Wijayanto menilai bahwa program MBG diluncurkan tanpa perencanaan teknokratis yang matang. Menurutnya, peluncuran program ini lebih bernuansa politis ketimbang berdasarkan kajian dan analisis menyeluruh.
“Beberapa concern utama, misalnya apakah benar kita perlu menyasar hingga 83 juta siswa? Apakah sudah ada studi dan analisis cost-benefit-nya? Saat ini baru 3 juta siswa yang terjangkau. Brazil saja butuh 11 tahun untuk menjangkau 22 juta siswa,” ungkapnya.
Ia menilai target yang ditetapkan pemerintah terkesan ambisius dan tidak realistis, terutama mengingat tenggat waktu hingga November 2025 yang dinilai terlalu sempit.
Dari sisi anggaran, Wijayanto memperkirakan program MBG bisa menyedot dana hingga Rp300 triliun per tahun, sebuah angka yang sangat besar dalam kondisi fiskal yang saat ini tengah menghadapi tekanan, termasuk persoalan likuiditas dan arus kas negara.
“Secara kasat mata, ini tampak seperti program yang dipaksakan,” imbuhnya.
Ia juga menyoroti potensi penyimpangan yang besar di lapangan, terutama karena pelaksanaan program dilakukan dengan tergesa-gesa dan tanpa sistem pengawasan yang kuat. Dengan budaya korupsi yang dinilainya sudah mengakar di berbagai level pemerintahan, risiko kebocoran anggaran pun dinilai sangat tinggi.

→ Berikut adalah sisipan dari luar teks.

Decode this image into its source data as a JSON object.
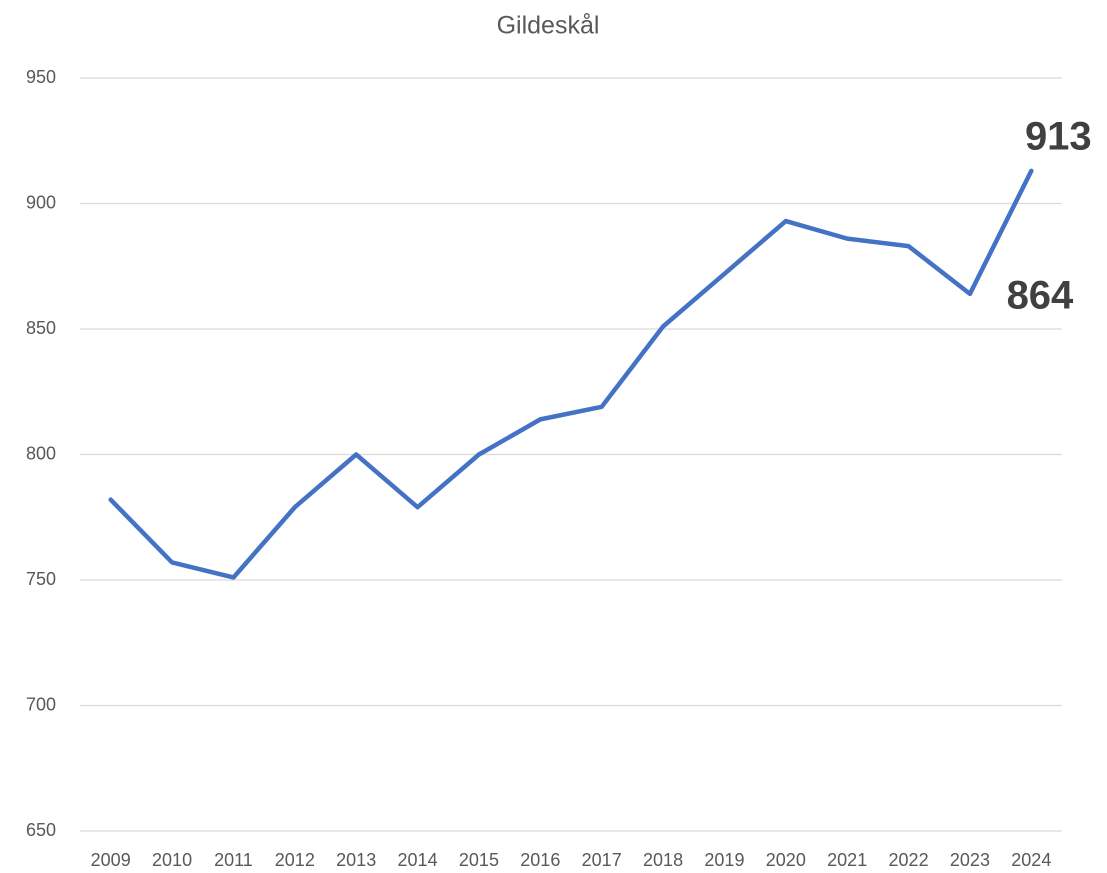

“Kita harus sadar, budaya korupsi sudah merajalela di Indonesia, dari atas sampai ke bawah. Maka dari itu, ke depan perlu dilakukan rekalibrasi. Target dan perencanaan harus disesuaikan agar program MBG selaras dengan kebutuhan nyata dan sejalan dengan kapasitas fiskal negara,” pungkasnya.